Già, devono vivere… tutto si fa per la vita, si ammazza anche pur di salvare la vita.
Che strano, uccidere per sopravvivere, anche l’uomo lo fa, ammazza le bestie e ne mangia la carne, come pure i vegetariani o vegani che non mangiano carne o qualsiasi cibo di provenienza animale, pensando così di non uccidere, ma non si rendono conto che comunque ammazzano una pianta, un piede di lattuga, una pesca, dei fagiolini e tantissime altre forme di vita, che servono per tenerci in vita. Se si pensa che la vita è solo quella animale ci sbagliamo e di grosso! L’errore si fa soltanto perché pensiamo che solo ammazzare un animale sia un atto atroce perché gli togliamo la vita, solo per vivere e versiamo il loro sangue, un liquido che  permette di vivere, anche noi umani, ma è così anche per le piante, un frutto, quando lo strappiamo dall'albero gli diamo la morte. Le piante sono dotate anch'esse d’intelligenza, di vita che scorre nelle loro foglie o fusto che sia.
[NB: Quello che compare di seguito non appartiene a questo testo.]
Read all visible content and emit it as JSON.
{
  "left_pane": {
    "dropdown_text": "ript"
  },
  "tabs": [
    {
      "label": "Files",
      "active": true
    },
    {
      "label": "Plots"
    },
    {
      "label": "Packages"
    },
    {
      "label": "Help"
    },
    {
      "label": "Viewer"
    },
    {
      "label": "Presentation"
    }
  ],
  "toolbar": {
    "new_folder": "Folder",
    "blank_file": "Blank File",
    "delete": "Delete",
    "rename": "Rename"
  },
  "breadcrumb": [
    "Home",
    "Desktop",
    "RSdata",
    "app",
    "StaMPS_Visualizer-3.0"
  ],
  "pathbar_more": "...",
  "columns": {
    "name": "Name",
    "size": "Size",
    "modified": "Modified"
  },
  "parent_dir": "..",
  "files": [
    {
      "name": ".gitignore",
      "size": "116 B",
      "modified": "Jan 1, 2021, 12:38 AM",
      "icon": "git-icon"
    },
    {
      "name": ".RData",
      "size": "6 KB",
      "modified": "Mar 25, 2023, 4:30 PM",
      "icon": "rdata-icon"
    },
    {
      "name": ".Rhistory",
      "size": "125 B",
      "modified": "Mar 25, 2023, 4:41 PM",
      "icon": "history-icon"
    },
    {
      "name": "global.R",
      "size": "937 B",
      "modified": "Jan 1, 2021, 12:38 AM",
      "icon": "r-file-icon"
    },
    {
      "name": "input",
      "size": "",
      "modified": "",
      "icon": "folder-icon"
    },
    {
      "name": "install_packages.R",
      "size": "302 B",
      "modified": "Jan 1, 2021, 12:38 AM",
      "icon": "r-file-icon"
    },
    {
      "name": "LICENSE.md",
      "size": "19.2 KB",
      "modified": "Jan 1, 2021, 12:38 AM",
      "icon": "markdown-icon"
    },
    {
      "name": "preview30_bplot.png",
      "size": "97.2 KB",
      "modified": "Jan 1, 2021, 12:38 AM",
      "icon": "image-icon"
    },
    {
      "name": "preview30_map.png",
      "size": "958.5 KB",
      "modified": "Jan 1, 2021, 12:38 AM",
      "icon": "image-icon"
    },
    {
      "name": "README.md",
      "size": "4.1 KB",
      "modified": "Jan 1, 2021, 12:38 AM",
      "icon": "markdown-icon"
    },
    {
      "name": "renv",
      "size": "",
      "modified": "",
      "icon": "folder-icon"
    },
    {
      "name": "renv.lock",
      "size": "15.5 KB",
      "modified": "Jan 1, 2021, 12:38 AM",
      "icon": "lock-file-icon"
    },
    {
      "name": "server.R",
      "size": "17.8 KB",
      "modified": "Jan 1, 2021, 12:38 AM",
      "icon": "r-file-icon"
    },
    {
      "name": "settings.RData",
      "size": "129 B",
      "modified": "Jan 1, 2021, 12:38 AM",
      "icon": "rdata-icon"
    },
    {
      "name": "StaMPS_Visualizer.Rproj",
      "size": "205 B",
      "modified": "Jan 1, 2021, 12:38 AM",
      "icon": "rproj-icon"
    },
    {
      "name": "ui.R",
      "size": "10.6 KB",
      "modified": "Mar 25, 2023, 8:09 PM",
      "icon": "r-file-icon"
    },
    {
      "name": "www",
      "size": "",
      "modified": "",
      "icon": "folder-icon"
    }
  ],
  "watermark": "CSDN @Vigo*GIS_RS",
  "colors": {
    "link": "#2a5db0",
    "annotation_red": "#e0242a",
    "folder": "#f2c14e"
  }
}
Anche se la linfa non è di colore rosso, scorre comunque dalle radici al fusto e dal fusto alle foglie, proprio come il sangue nelle nostre vene. In fondo, la vita esiste dappertutto, anche là dove non pensiamo che ce ne sia, è vero, ma la vita esiste solo perché c’è la morte. per quanto paradossale possa sembrare è così perché la mia vita e quella degli altri, ha motivo d’essere, solo perché togliendo la vita le permettiamo di vivere?
Anche perché nutrendoci possiamo vivere per dare la vita a nostro turno e permettere così che tutti gli esseri viventi, piante comprese, possano assicurare la continuità della propria  specie.
L’uomo è un essere dotato di ragione, quante volte sentiamo questa frase? Mi direte tantissime volte. Sì tante, anche adesso sto ragionando, ma dove porta il mio ragionamento? Penso che la risposta l’abbia trovata qualche rigo più sopra: Morire per Vivere, la vita e la morte, due sorelle siamesi per le quali l’essere vivente si adopera per realizzarle,quando si nasce, e anche prima, siamo legati alla fatalità, alla morte, ecco! Questa è una ragione di vita, procreare per dare un senso alla nostra vita ed assicurare, dando la vita, anche la morte.L’una senza l’altra non hanno ragione d’essere. La morte vive grazie alla vita e la vita grazie alla morte, sono due realtà inscindibili che si rinnovano costantemente e puntualmente con la nascita e con la morte, un inizio e una fine due momenti della vita su cui si basa il tutto. Una, implica la sicurezza dell’altra, anche se i percorsi possono sembrare diversi hanno una identica fine e un identico inizio.
L’inizio genera la fine e la fine genera l’inizio, un interminabile ciclo che col ripetersi dà risposta alla domanda:Chi sono? Sono l’inizio e la fine, sono la continuità della vita, sono la goccia che viaggia da millenni nelle vene di tante altre vite e che spera continuare questo viaggio per nascere e morire per poi, ancora, rifiorire.